According to reports, their deputy head, Tonyee Chow Hang-tung, repeated that they wouldn't submit any materials to the local police of the Hong Kong Special Administrative Region, which accused them of being foreign agents and legally required them to submit materials before Sept 7.
The "disbanding" claim is nothing but a word game. As early as August, there was information the HKA going to disband, but Chow and other leaders delayed that process under the excuse of their "procedures". Now they are playing the old trick again by saying that the presence of at least 20 member organizations and 75 percent of "yes" votes are needed to pass a disbanding resolution.
The fact is their number of member organizations could highly possibly not exceed 20. According to Hong Kong media, the HKA has ceased publishing the list of its members since 2014 and its claimed 200 member organizations have been dropping for long. At least half have ceased participation in it and become "zombies". At least 40 that participated in the name "LegCo member office" are no longer LegCo members. More have long exited but are still enlisted.
Now the HKA is only trying to prolong its last breath by another several weeks but the attempt will only be in vain. Their end day will ultimately come, but that will not be the end to the probe against their illegal activities.

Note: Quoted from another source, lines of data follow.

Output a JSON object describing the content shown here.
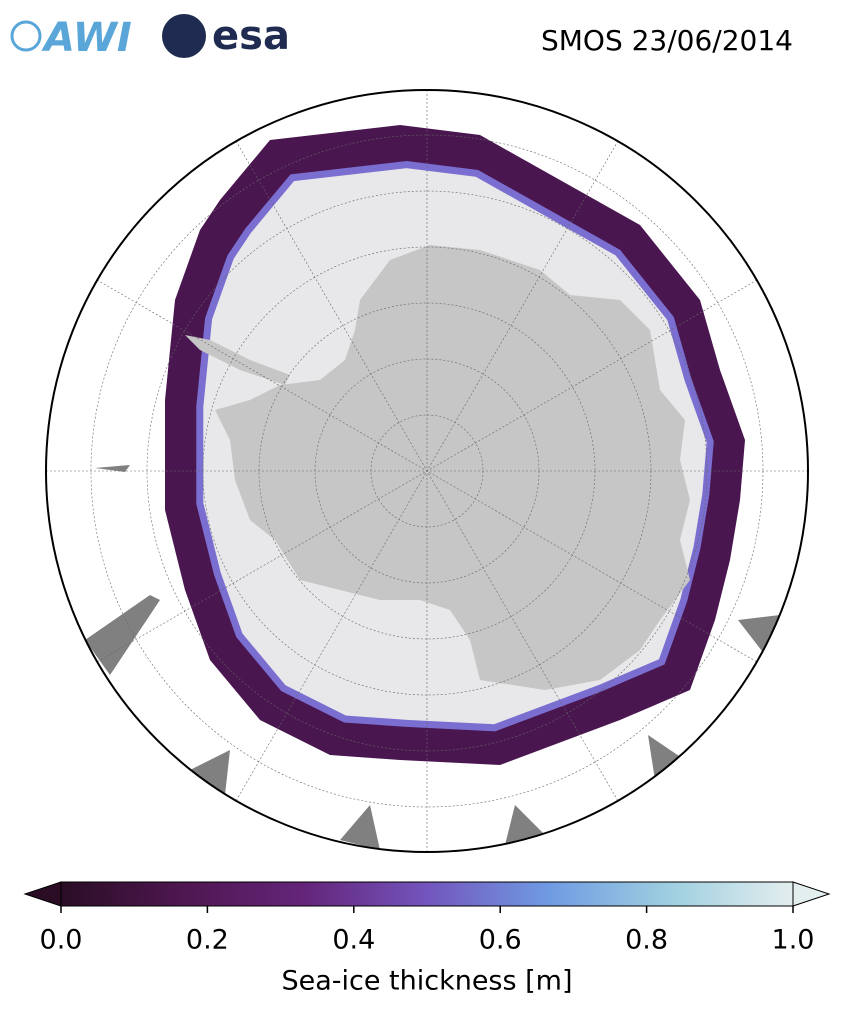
{
  "header": {
    "logos": [
      "AWI",
      "esa"
    ],
    "title": "SMOS 23/06/2014"
  },
  "colorbar": {
    "label": "Sea-ice thickness [m]",
    "lim": [
      0,
      1
    ],
    "ticks": [
      {
        "value": 0,
        "label": "0.0"
      },
      {
        "value": 0.2,
        "label": "0.2"
      },
      {
        "value": 0.4,
        "label": "0.4"
      },
      {
        "value": 0.6,
        "label": "0.6"
      },
      {
        "value": 0.8,
        "label": "0.8"
      },
      {
        "value": 1,
        "label": "1.0"
      }
    ],
    "colormap": [
      "#2a0d25",
      "#4e1750",
      "#64257a",
      "#7355bd",
      "#6f9be2",
      "#9fcfe0",
      "#e3eeee"
    ]
  }
}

The HKA has never concealed its standing point against the motherland and home city and their subversive nature is written in their founding documents. It was rather active in playing young people into cannon fodder in the 2019 anti-extradition riots, with the suspected use of foreign money behind that, which lead to the Hong Kong police's move.
It was given the opportunity to submit materials to prove itself, but it takes an uncooperative attitude by refusing. Either it has no material to prove itself innocent, or it tramples upon the law by refusing legal procedures.
In either case, it will get its due penalty. The Hong Kong police have already announced that those failing to submit materials might face a fine of HK$100,000 ($12,869) and a half-year custody, while the national security law has punitive clauses for the foreign agents acting against their own country.
The deadline will fall on Sept 7 and justice will be done.